Festival du Cinéma Espagnol de Toulouse - CinéSpaña 2000
du 11 au 22 octobre
renseignements: 05 61 12 46 29

Par les temps qui courent, le cinéma espagnol reste définitivement une des valeurs sûres du paysage cinématographique mondial. Pour s'en convaincre, rien de mieux que de repenser aux récents Entre las piernas (Entre les jambes) de Manuel Gomes Pereira et Abre los ojos (Ouvre les yeux) de Alejandro Amenabar ou encore d'aller jeter un coup d'œil au Nadie conoce a nadie (Jeux de rôles) de Mateo Gil, qui sortira justement le 11 octobre en France. Et encore, la plupart de la production espagnole de parvient pas à franchir les frontières françaises.

Pour sa cinquième édition, Le Festival du Cinéma Espagnol tentera une fois de plus, dans la ville de Toulouse, de réconcilier les distributeurs français avec un cinéma souvent débordant de vitalité et de créativité. D'autant plus que CinéSpaña s'est récemment associée à la ville de Saragosse, de l'autre côté des Pyrénées, pour le premier Festival du Film Français de Saragosse, en avril 2001.

Cette année, à travers plus de quarante films, dont dix neuf inédits, ce sont les films de la compétition officielle qui tenteront de se départager les Violettes d'Or que remettra un jury présidé par Bérénice Bejo (l'héroïne titre de Meilleur espoir féminin de Gérard Jugnot).
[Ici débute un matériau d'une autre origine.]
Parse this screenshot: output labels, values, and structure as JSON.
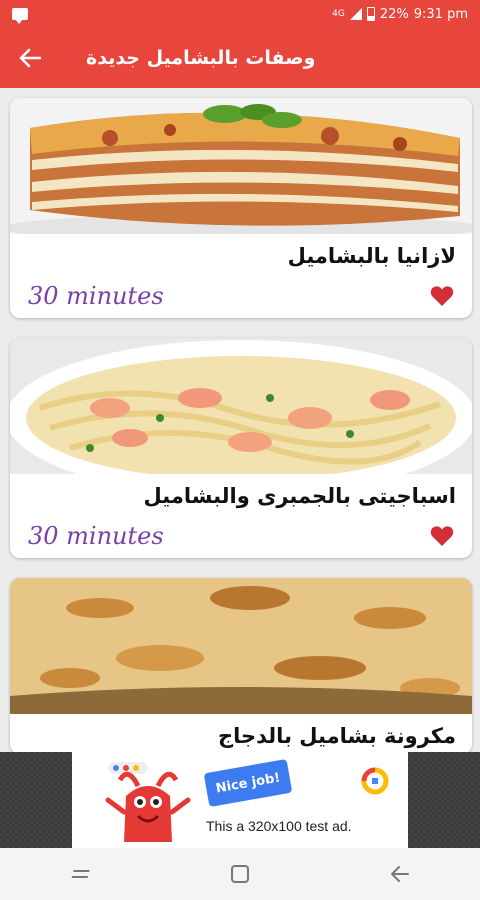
{
  "status_bar": {
    "network": "4G",
    "battery": "22%",
    "time": "9:31 pm"
  },
  "app_bar": {
    "title": "وصفات بالبشاميل جديدة",
    "back_icon": "arrow-left-icon"
  },
  "recipes": [
    {
      "title": "لازانيا بالبشاميل",
      "time": "30 minutes",
      "favorite": true
    },
    {
      "title": "اسباجيتى بالجمبرى والبشاميل",
      "time": "30 minutes",
      "favorite": true
    },
    {
      "title": "مكرونة بشاميل بالدجاج",
      "time": "",
      "favorite": false
    }
  ],
  "ad": {
    "badge": "Nice job!",
    "text": "This a 320x100 test ad."
  },
  "colors": {
    "primary": "#e8453c",
    "heart": "#d32f3b",
    "time_text": "#7b3fa6"
  }
}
Côté compétition, même si on trouvera forcément son compte dans les huit autres films sélectionnés, on ne peut pas dire grand bien du sous-Scream El Arte de morir de Alvaro Fernández Armero. Par contre, il faut ici saluer l'initiative des organisateurs à sélectionner un film de genre comme celui-là.
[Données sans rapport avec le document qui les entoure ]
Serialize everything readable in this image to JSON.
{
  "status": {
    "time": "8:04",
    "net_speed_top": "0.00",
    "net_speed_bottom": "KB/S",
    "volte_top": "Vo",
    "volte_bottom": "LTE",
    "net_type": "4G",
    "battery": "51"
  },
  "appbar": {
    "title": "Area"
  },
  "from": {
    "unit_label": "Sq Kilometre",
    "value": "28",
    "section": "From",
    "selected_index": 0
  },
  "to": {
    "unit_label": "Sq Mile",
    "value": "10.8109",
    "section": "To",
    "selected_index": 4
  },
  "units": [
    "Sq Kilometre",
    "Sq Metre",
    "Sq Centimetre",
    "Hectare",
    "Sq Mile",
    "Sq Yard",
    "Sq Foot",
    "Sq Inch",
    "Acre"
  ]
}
Outre des hommages aux comédiens Marisa Paredes (La fleur de mon secret de Pedro Almodóvar) et Antonio Resines (Todos los ombres sois iguales de Manuel Gómez Pereira), au réalisateur Fernando Trueba (Belle époque, Two Much, La Niña de tus ojos) et un regard porté sur les films muets surréalistes des années 30 du cinéma espagnol, c'est la projection de deux courts métrages de Nacho Cerda, Aftermath et Genesis, deux superbes exemples du savoir faire du cinéma espagnol en matière de films de genre, qui enchanteront cette édition.
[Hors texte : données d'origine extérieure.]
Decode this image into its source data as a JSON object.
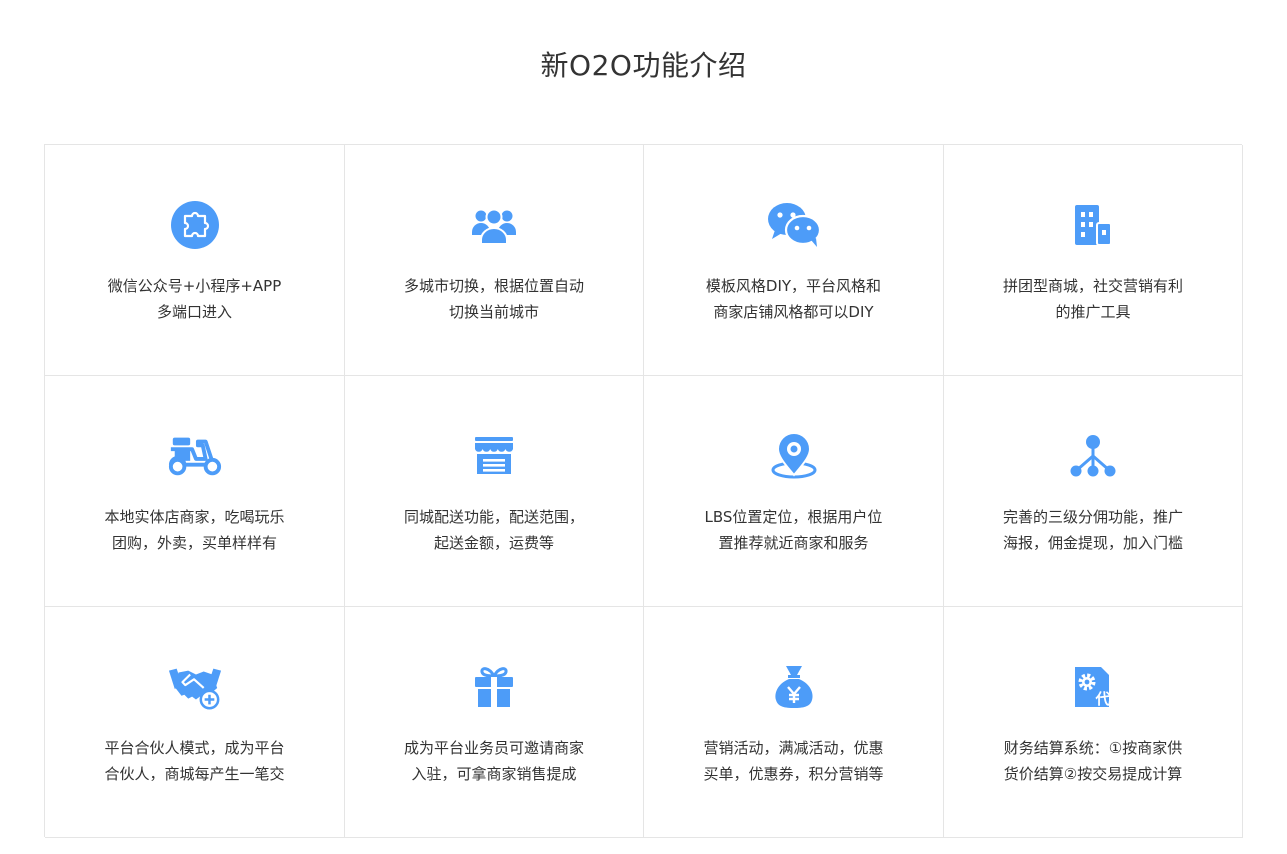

On regrettera toutefois que le nouveau film de Alex de la Iglésia (Le Jour de la bête, Accion Mutante), La Comunidad, qui faisait l'ouverture du Festival de San Sebastian il y a quelques jours, ne soit pas présenté. La fête aurait été à son comble. Mais ne boudons pas notre plaisir, le cinéma espagnol est sur la bonne pente.